Interview Sonika Studio par Label AÉ Paris
Faire sens dans la simplicité et l’utilité : c’est le secret des créations de maroquinerie Sonika Studio. À travers chacune de ses créations, Sonia la fondatrice de la marque, rend hommage aux femmes qui l’entourent ainsi qu’aux savoir-faire du Cambodge (son pays de cœur) et de la Hongrie (son pays d’origine). Par ce voyage à travers les âges, les styles et les frontières, chacune de ses pièces possède une essence intemporelle au design contemporain. Découvrez l’histoire de cette mompreneur, designer et créatrice à travers ses confidences au Label AÉ.
Pouvez-vous vous présenter en quelques mots ?
Je m’appelle Sonia, je suis hongroise et je vis à Paris depuis maintenant 12 ans. Je suis passionnée par le beau et l’utile.
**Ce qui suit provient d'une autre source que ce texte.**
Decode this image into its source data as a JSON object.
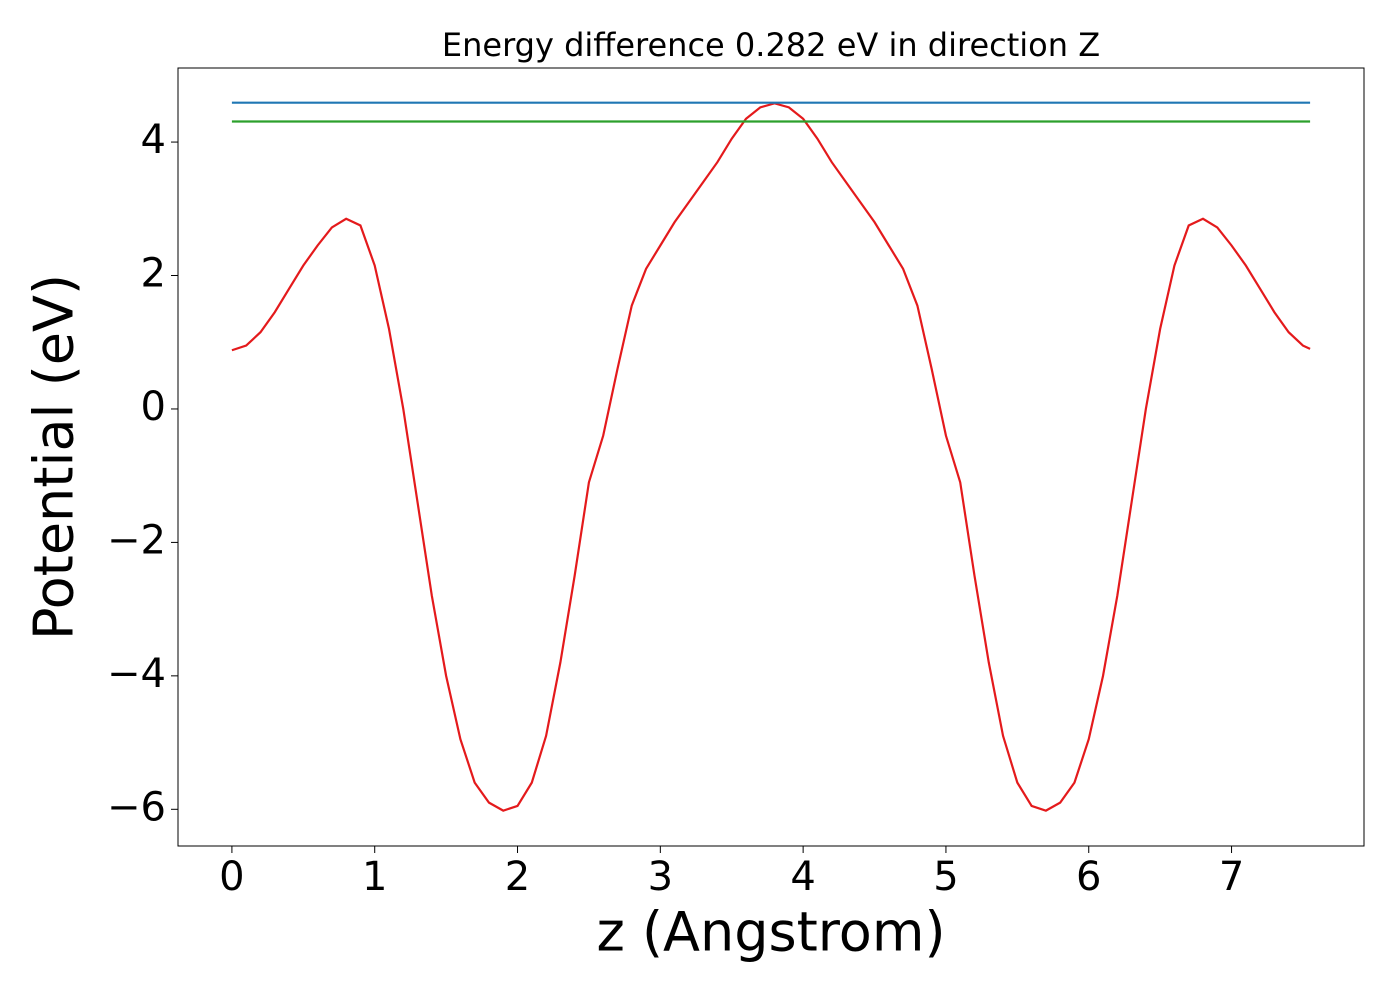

Je suis arrivée à Paris en Erasmus. Je pense que cette année d’échange m’a fait beaucoup grandir parce que la Hongrie n’est pas si loin mais il y a beaucoup de différences entre les deux pays. J’ai donc beaucoup progressé durant cette année d’étude et ça m’a énormément plu. C’est à partir de là que je me suis dit : “Si je peux rester, je reste !” (rire). Suite à cela j’ai obtenu une bourse pour faire un Master spécialisé au sein de L’École Nationale Supérieure de Création Industrielle (ENSCI – Les Ateliers) à Paris. Il s’agit d’une école de design assez réputée donc j’étais très contente de pouvoir accéder à cette formation. Par la suite, les événements se sont enchaînés et j’ai voulu mettre à profit ma formation de designer dans ma marque qui s’appelle Sonika Studio.
J’ai fondé Sonika Studio en 2018, juste avant la pandémie. Après il y a eu une petite pause parce que j’ai eu un bébé entre-temps et que nous avons vécu les différents confinements. J’ai repris mon projet en main l’été dernier avec une campagne de trust funding qui a très bien fonctionné. Grâce à cette collecte, j’ai pu démarrer la production et réellement lancer ma marque. C’est donc tout frais et il y a déjà plein de choses qui se passent pour nous, on est très motivé pour continuer sur cette jolie lancée ! Je suis très contente d’avoir pu faire ce cheminement.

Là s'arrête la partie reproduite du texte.